In conclusion, this study identified 22 polymorphisms and 25 polymorphism patterns among APEC, NMEC, and UPEC subpathotypes. APEC, NMEC, and UPEC did not have specific conserved OmpA polymorphism patterns, but some were found solely within a subpathotype and certain OmpA polymorphism patterns were associated with certain phylogenetic groups. For NMEC, there was no conserved OmpA polymorphism pattern, prompting questions regarding OmpA’s role in crossing the blood brain barrier and survival. Further work is needed to demonstrate the biological significance of OmpA polymorphisms, but this study provides an important first step in elucidating the relationships between amino acid differences and their respective function.

Limitations

This study is based on analysis of a collection of NMEC, APEC and UPEC randomly selected from collections described previously.

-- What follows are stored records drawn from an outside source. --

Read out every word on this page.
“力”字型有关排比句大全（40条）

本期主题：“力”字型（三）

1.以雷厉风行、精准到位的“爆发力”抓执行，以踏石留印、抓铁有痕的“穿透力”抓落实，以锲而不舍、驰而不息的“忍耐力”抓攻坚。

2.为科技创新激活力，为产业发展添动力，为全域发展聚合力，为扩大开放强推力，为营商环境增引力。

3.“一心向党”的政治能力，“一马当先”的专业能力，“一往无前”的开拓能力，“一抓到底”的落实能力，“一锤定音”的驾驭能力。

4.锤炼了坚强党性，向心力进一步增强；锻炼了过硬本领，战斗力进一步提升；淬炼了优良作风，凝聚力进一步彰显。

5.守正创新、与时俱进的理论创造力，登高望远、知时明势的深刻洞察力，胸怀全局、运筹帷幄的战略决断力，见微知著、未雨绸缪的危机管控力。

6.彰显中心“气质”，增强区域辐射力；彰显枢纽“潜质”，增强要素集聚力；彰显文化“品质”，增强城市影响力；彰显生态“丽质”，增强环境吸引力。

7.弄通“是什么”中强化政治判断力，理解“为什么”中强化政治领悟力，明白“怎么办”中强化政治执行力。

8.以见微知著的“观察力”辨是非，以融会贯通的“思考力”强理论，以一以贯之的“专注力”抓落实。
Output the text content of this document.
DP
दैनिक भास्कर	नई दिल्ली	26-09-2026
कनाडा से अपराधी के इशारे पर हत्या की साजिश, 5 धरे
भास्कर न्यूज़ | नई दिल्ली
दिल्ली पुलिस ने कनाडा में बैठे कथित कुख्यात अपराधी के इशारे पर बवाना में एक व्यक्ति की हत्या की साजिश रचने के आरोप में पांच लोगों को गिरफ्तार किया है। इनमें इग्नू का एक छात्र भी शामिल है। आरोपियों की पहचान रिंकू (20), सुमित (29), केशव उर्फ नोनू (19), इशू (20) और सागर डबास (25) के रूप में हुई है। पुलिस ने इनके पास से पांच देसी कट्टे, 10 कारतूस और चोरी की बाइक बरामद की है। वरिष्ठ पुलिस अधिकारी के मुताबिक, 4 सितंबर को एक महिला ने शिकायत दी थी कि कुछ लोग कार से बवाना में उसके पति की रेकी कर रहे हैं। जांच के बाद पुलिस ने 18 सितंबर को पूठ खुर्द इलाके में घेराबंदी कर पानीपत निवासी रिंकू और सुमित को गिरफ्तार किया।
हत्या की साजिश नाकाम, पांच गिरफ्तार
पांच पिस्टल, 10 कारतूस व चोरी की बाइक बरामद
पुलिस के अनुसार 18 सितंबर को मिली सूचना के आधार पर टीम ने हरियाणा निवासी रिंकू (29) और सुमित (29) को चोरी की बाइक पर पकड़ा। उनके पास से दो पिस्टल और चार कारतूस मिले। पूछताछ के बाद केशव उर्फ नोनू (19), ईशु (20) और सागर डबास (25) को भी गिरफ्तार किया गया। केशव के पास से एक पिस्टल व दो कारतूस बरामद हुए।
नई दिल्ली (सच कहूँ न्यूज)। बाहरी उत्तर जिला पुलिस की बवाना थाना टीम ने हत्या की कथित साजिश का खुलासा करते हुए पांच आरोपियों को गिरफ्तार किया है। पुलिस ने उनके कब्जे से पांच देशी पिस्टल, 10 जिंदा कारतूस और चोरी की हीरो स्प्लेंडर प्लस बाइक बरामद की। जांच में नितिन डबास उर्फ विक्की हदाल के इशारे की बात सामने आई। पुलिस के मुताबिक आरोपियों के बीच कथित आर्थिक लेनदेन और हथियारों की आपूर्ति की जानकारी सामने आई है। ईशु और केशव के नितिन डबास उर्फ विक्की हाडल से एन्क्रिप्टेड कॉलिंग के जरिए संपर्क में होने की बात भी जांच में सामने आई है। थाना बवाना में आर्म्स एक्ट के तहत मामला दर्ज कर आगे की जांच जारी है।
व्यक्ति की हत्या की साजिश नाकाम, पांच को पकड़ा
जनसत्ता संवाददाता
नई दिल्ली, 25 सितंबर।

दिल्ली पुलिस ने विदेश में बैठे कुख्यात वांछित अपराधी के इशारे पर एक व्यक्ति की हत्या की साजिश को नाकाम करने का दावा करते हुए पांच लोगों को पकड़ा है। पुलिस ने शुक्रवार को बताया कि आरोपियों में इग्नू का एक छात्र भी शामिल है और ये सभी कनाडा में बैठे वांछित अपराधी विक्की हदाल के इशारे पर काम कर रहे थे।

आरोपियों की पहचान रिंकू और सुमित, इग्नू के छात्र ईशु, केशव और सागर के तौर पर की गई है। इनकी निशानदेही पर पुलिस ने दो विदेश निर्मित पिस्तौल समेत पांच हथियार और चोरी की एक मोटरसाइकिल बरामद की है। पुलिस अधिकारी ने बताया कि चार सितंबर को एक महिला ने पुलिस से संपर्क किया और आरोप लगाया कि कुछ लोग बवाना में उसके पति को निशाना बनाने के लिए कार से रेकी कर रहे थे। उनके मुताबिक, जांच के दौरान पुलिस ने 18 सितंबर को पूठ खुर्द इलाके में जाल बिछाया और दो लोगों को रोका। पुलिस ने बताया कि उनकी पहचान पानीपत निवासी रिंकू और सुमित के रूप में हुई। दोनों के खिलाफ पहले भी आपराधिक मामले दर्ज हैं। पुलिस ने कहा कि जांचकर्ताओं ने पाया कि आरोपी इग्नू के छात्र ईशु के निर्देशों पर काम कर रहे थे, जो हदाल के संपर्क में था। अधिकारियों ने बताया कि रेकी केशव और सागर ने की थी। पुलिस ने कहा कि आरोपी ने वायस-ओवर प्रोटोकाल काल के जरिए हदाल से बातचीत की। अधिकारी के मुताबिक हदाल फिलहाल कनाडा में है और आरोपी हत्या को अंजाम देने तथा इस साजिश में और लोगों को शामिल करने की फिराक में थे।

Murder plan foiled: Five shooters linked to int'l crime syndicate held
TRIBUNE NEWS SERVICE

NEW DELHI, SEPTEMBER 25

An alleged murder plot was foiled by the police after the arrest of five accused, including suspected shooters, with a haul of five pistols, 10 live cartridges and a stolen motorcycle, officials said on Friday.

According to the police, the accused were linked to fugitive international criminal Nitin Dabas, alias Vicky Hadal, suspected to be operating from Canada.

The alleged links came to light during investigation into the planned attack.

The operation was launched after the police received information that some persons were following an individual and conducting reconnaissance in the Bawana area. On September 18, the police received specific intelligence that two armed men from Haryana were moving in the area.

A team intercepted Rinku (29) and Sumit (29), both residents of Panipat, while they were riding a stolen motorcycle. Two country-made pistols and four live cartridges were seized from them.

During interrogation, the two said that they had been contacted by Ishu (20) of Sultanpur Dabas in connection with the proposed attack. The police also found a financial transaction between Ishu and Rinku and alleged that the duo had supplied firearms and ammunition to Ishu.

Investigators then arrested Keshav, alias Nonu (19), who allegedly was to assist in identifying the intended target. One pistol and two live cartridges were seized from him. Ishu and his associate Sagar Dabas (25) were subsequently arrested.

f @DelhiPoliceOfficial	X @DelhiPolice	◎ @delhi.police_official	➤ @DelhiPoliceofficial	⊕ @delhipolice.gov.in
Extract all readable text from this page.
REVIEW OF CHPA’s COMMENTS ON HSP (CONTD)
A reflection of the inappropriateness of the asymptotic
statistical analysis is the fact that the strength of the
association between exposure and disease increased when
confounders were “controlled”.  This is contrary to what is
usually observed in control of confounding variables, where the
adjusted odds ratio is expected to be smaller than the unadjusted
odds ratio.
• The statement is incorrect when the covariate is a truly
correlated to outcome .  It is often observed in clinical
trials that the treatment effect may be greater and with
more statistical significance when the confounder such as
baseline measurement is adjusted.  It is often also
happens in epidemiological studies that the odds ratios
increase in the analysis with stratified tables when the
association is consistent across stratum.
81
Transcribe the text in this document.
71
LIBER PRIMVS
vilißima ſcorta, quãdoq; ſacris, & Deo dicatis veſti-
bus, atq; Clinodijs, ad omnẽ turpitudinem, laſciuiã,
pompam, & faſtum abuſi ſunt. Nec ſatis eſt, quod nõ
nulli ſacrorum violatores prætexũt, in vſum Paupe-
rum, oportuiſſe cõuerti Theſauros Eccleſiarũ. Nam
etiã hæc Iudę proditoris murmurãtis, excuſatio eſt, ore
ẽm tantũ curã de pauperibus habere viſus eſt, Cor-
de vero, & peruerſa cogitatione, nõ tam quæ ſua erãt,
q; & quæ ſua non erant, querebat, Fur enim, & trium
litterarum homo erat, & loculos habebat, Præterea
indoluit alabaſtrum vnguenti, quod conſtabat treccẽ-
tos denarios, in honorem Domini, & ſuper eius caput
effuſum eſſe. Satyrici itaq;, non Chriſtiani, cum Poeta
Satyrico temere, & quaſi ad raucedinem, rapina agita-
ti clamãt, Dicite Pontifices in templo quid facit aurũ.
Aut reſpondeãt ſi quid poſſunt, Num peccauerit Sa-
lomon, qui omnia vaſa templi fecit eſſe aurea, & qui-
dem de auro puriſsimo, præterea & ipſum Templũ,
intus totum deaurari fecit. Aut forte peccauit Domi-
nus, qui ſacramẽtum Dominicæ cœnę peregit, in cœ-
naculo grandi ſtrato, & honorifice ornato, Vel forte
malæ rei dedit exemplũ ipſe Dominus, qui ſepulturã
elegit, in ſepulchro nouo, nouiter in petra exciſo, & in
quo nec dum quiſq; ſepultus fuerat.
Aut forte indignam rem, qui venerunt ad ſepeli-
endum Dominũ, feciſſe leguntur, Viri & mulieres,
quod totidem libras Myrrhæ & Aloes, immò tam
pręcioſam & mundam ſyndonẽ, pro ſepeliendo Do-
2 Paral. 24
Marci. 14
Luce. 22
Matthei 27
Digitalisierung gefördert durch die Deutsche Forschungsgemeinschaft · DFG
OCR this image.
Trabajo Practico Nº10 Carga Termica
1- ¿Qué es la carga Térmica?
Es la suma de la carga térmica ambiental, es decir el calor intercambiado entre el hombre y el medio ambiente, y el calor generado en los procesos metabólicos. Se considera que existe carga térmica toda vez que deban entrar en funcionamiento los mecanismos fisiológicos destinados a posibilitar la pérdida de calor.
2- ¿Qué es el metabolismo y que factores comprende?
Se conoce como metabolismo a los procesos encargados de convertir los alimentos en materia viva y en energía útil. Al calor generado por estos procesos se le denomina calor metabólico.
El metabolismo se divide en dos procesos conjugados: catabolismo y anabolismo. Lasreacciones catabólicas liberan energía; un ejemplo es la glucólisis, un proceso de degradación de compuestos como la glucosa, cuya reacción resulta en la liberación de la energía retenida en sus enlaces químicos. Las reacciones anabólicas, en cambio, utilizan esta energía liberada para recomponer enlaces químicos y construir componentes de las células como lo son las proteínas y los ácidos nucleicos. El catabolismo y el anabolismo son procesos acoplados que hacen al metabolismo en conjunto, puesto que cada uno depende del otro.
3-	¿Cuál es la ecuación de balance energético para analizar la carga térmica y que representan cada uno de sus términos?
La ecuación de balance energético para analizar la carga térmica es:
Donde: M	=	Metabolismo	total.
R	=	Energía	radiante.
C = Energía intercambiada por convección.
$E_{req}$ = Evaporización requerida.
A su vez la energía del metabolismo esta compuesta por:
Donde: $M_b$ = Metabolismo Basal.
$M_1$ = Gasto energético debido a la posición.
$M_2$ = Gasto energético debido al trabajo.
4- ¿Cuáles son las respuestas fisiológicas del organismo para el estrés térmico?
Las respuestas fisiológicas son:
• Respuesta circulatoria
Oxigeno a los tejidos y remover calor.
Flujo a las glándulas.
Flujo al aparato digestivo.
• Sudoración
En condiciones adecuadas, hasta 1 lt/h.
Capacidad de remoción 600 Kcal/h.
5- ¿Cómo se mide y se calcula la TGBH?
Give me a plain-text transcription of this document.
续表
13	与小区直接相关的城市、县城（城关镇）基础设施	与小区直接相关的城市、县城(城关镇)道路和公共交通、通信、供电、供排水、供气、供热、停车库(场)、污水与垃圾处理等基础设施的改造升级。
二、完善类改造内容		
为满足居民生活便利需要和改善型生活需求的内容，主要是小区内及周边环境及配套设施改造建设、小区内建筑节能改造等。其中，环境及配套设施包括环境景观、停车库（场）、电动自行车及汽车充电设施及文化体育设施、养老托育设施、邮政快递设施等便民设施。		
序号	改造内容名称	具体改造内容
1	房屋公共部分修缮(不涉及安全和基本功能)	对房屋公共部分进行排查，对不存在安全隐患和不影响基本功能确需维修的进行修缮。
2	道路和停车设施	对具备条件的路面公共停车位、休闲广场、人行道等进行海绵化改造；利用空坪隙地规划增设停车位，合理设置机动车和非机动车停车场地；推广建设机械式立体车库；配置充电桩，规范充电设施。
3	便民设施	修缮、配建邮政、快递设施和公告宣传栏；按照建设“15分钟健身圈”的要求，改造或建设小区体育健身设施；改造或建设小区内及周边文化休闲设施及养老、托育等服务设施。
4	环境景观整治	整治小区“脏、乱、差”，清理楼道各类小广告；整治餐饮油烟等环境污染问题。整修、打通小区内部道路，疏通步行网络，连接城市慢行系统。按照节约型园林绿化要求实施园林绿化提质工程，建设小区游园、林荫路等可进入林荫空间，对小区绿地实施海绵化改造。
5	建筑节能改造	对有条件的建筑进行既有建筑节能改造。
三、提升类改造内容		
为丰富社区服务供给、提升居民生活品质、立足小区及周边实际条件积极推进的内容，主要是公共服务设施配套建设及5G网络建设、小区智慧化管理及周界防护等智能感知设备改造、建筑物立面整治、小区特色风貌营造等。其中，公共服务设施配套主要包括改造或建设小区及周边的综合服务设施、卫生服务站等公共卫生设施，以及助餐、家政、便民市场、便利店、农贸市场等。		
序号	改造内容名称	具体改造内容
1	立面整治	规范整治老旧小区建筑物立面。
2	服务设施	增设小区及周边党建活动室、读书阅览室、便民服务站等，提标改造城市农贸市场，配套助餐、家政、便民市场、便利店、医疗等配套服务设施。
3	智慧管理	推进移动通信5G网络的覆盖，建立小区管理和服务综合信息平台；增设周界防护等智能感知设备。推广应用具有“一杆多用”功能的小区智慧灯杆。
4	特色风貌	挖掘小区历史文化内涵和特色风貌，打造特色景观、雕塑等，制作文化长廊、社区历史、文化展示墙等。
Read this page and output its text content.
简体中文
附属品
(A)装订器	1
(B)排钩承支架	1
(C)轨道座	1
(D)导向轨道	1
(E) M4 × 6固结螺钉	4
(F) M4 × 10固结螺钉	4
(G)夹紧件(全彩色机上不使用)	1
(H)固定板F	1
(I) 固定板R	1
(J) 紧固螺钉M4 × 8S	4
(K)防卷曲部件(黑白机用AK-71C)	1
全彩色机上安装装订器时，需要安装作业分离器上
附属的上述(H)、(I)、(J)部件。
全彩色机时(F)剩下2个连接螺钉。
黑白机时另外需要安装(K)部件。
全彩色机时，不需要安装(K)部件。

The data can be viewed as being slightly biased based on the strain types examined—not all of the Clermont phylogenetic groups are represented in a subpathotype reflecting the majority of strains causing disease in a host. The study provides insight into OmpA as virulence factor of ExPEC, polymorphism patterns and their association with subpathotypes and phylogenetic group classification.